The Eggerss–O'Flyng Building is located at 801 South 15th Street in downtown Omaha, Nebraska, United States. The building was listed on the National Register of Historic Places in 1991, and named an Omaha Landmark on March 17, 1992.

==About==
The building was constructed in four stages starting in 1902 and finished in 1928. For fifty years, it was the headquarters for the Eggerss–O'Flyng Company, which manufactured cardboard boxes. The building was designed in the Renaissance Revival style by John Latenser, Sr. In the early 1900s, it was common for businesses in Omaha to build warehouses near the railroad on the east and south side of town, the Douglas Eggerss–O'Flyng building being one of these.

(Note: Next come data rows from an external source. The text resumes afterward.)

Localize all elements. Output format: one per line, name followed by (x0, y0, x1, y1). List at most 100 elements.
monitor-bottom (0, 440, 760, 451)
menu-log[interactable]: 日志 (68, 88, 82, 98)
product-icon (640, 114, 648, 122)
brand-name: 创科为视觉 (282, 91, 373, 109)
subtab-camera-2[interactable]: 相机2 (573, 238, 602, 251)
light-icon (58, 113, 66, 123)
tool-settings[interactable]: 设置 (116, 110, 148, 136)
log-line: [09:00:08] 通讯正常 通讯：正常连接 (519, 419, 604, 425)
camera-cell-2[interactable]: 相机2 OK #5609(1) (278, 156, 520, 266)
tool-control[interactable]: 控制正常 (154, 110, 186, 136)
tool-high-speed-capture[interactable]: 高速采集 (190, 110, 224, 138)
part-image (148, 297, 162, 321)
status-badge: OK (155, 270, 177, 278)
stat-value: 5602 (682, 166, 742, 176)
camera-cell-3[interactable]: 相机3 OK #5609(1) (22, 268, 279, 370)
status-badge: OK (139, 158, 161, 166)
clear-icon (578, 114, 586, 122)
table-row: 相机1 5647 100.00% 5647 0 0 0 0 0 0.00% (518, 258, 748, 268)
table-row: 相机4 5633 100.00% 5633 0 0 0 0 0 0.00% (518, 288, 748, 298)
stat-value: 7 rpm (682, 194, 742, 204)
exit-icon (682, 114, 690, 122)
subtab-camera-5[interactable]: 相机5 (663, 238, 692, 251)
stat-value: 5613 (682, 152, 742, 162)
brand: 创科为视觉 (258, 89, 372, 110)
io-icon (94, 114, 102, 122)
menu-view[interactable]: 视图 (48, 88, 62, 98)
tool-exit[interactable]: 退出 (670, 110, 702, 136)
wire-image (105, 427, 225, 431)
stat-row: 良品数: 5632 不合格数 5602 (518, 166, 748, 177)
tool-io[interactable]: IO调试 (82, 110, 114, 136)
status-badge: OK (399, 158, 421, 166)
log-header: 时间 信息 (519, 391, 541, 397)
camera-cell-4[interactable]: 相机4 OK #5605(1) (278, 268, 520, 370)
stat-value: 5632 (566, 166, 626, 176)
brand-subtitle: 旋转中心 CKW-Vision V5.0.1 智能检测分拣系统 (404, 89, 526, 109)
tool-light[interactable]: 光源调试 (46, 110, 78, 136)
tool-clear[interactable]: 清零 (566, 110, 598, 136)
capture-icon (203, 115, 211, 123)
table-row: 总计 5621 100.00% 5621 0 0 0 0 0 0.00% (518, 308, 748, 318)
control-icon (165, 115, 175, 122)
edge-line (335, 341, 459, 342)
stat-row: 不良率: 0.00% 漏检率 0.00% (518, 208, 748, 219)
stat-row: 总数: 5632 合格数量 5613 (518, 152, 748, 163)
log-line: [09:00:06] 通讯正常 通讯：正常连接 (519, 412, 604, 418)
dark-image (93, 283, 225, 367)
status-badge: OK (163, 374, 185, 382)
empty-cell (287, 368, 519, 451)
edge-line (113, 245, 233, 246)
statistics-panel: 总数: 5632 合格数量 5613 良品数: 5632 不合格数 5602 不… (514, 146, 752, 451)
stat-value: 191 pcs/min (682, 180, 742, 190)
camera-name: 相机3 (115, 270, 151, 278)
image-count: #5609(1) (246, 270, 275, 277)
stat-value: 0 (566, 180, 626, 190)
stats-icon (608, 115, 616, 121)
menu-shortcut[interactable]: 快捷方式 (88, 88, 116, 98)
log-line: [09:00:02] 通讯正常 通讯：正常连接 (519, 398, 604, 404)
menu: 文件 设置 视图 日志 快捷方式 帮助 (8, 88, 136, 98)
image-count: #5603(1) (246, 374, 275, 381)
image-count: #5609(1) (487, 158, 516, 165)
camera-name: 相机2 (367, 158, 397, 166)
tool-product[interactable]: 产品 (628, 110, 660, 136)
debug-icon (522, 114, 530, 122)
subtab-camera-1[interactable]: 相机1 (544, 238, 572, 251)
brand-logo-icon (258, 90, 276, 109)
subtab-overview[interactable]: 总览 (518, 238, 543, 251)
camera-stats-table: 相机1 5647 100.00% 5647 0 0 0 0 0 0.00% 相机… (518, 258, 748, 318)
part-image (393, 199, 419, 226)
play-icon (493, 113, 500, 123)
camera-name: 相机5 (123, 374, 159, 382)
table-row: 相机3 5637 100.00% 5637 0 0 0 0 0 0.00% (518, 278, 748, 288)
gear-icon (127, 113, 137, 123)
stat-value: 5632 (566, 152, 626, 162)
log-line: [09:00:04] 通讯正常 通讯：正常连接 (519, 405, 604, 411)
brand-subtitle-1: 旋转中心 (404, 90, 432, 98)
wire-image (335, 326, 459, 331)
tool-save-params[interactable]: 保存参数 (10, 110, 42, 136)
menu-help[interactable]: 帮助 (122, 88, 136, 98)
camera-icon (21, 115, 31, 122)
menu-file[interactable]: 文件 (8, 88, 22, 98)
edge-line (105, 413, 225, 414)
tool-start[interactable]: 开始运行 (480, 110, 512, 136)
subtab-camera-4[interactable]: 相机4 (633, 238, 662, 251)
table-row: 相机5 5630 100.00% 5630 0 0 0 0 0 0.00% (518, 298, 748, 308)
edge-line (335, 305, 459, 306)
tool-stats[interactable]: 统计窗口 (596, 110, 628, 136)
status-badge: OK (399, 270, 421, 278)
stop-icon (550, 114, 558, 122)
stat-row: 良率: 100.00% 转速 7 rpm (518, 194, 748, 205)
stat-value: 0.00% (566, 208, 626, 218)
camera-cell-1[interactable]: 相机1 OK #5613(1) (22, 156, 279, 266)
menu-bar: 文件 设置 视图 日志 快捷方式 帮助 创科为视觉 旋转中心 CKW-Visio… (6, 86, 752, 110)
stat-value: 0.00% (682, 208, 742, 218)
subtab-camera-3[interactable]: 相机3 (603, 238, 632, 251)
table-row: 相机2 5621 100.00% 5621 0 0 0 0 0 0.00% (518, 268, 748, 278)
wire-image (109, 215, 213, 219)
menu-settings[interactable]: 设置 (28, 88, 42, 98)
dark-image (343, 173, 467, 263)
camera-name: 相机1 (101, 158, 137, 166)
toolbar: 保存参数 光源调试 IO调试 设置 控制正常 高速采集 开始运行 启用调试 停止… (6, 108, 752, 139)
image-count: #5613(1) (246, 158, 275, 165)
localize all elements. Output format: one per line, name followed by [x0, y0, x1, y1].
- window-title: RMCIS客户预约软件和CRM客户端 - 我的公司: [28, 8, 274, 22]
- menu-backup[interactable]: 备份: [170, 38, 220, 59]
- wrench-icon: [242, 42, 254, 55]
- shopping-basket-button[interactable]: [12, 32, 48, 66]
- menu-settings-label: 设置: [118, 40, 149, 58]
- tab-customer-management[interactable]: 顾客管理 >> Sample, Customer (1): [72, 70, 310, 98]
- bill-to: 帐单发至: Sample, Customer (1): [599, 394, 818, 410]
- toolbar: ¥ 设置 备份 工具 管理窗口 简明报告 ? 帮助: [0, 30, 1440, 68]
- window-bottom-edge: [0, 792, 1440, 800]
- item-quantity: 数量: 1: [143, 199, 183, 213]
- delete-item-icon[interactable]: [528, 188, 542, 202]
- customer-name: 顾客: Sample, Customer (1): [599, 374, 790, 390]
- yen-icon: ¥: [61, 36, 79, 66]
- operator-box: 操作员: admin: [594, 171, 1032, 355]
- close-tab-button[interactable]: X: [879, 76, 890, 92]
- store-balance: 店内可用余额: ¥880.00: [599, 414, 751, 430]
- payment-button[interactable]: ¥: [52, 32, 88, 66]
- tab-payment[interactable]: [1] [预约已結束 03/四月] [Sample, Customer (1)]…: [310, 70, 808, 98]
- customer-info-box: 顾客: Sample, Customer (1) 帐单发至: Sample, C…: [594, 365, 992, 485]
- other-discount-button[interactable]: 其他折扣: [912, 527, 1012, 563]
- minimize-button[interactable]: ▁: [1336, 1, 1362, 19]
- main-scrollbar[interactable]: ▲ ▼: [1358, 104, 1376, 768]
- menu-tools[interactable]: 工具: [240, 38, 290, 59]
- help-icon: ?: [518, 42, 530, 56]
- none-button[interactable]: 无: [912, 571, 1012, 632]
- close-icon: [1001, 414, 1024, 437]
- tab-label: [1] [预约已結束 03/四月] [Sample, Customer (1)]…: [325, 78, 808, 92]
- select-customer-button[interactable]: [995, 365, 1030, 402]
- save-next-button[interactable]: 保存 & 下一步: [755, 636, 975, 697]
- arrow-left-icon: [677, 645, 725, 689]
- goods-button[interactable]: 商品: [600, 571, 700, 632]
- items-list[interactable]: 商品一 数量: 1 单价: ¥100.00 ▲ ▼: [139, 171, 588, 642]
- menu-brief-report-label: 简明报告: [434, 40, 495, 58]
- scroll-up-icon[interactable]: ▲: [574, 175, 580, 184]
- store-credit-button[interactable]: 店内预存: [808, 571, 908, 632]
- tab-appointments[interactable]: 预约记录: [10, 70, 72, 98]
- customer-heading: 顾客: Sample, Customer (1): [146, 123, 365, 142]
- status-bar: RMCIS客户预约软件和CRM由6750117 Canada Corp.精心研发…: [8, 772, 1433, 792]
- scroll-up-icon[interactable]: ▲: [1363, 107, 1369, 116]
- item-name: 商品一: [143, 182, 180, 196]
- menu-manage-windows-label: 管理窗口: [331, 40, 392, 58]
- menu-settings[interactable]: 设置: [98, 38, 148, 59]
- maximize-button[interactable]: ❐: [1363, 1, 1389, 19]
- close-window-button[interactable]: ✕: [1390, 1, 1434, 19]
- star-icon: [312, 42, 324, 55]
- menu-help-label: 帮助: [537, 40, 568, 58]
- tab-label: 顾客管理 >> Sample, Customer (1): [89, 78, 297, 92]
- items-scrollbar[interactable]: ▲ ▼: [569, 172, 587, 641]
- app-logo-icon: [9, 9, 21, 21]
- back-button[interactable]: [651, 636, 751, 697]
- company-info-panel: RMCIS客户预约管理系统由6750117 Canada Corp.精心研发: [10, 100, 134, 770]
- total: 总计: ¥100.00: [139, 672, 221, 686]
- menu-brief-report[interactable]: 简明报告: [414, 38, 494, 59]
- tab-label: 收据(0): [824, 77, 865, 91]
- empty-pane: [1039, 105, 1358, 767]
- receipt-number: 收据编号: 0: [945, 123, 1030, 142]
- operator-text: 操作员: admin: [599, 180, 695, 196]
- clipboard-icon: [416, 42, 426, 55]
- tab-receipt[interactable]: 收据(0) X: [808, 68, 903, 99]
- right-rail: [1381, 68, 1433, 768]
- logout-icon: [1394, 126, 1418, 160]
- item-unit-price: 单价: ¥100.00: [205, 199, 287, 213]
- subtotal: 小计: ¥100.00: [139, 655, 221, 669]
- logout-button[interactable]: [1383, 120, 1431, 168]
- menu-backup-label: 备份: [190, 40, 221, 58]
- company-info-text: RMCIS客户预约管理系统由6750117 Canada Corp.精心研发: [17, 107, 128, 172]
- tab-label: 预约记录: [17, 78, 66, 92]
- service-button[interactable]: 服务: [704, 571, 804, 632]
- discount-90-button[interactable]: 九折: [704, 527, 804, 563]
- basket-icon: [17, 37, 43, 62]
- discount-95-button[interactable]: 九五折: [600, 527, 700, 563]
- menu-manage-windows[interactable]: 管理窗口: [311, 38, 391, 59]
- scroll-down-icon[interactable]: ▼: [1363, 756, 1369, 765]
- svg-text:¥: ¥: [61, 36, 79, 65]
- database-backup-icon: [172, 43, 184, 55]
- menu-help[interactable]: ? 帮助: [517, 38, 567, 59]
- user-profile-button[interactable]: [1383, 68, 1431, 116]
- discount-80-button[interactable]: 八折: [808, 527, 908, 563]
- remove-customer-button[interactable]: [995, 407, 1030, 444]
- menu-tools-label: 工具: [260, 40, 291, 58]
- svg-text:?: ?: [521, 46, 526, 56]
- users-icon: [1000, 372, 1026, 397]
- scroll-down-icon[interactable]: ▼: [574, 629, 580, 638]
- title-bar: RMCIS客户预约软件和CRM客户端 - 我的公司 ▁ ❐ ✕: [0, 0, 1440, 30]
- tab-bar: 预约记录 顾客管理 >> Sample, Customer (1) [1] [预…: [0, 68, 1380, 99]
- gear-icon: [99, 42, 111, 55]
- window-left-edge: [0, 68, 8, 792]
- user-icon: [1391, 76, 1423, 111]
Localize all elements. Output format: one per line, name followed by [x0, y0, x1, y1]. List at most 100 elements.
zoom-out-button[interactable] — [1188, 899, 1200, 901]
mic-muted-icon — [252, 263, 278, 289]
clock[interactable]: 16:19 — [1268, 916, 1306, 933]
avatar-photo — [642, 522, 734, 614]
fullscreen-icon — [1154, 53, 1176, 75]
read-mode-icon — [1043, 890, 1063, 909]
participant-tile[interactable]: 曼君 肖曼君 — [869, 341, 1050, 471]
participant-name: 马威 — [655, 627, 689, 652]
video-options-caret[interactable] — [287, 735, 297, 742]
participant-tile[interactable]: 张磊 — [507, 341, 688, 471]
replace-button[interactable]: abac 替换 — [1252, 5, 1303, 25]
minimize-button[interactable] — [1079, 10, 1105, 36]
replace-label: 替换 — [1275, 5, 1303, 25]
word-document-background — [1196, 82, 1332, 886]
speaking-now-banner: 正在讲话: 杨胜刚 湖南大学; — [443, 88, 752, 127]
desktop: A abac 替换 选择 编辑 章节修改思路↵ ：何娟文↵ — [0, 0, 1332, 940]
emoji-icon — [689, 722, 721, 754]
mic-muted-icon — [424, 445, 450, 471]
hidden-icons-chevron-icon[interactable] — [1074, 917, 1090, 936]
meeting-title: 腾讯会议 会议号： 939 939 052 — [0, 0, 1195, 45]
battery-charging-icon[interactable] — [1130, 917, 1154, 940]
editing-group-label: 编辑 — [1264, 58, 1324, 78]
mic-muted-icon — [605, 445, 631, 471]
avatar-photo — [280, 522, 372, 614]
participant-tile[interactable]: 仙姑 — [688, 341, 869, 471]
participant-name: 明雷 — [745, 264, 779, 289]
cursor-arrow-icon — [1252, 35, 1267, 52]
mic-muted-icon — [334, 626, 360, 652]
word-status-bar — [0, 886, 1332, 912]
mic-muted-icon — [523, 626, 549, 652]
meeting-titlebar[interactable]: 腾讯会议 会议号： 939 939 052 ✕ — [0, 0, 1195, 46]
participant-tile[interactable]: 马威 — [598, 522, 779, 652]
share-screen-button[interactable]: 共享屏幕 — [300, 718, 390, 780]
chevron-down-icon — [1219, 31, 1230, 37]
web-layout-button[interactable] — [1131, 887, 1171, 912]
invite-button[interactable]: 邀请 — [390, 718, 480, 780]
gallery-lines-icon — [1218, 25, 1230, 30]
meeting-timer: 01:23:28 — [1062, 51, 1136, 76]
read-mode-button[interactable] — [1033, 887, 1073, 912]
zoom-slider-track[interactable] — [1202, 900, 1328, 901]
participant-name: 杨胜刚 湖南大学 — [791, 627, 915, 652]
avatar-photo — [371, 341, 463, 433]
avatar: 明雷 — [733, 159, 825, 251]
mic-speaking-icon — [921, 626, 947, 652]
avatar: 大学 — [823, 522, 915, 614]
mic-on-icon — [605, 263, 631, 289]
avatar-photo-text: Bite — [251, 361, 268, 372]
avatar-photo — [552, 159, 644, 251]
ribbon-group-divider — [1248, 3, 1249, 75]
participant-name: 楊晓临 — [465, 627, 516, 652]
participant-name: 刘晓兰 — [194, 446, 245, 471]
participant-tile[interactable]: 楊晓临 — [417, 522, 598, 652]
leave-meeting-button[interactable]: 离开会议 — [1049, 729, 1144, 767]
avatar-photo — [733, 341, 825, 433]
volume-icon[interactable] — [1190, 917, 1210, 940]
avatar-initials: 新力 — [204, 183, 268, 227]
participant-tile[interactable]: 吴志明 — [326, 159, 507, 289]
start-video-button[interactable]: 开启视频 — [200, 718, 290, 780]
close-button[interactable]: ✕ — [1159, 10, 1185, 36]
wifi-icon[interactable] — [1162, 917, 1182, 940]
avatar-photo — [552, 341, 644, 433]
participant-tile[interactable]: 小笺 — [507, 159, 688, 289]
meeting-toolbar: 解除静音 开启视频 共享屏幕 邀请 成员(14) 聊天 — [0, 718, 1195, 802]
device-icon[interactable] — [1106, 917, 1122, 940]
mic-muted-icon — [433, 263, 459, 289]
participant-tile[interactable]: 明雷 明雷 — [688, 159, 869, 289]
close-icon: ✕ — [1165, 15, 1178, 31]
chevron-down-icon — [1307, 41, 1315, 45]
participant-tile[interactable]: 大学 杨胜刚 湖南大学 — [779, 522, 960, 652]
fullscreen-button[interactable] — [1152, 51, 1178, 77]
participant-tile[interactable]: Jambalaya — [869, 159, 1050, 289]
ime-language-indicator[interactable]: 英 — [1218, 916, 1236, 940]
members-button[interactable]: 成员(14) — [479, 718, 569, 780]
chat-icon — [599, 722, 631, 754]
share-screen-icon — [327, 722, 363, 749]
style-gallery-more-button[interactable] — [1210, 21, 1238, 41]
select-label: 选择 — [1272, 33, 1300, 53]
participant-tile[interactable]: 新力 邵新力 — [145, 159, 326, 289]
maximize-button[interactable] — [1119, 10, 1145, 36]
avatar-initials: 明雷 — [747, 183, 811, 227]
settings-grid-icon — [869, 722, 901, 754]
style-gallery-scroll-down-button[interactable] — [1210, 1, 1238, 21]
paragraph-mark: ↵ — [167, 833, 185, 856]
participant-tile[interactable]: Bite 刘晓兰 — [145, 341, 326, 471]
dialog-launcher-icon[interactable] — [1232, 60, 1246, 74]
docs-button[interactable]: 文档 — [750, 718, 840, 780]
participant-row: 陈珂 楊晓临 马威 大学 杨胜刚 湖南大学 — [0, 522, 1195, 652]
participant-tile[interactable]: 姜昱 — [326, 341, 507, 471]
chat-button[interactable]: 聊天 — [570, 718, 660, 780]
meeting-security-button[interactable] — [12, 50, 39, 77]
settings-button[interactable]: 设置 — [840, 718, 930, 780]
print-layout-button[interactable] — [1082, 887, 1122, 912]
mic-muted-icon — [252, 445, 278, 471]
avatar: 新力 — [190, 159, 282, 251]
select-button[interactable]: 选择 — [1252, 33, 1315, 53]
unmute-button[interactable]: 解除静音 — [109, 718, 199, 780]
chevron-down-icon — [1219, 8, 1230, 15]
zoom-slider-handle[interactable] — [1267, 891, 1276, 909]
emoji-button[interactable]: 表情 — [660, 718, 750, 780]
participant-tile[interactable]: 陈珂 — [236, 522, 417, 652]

The Eggerrs–O'Flyng Company was founded by German immigrant August J. Eggerss in 1881. After constructing the building, Eggerss merged with Ivyl O'Flyng in 1903, who became the company's treasurer. William Dennis Lane, who started with the company in 1900 at age 15 as a factory helper, became president in 1932 and remained president until the company was sold sometime after 1950. At its largest, the Eggerrs–O'Flyng Company's payroll consisted of 225 employees. During World War II, the company manufactured cardboard boxes for 20 millimeter shells, 90 millimeter shells, bomb fuses and other items going overseas to the armed forces. For many years, it manufactured cigar boxes, and in its later years, boxes for foodstuffs.

In 1993, the building was renovated at a cost of $3.3 million and turned into loft style apartments. It now houses 48 units. In addition to being listed independently on the National Register of Historic Places individually, the building is listed as a contributing property to the Warehouses in Omaha Multiple Properties Submission.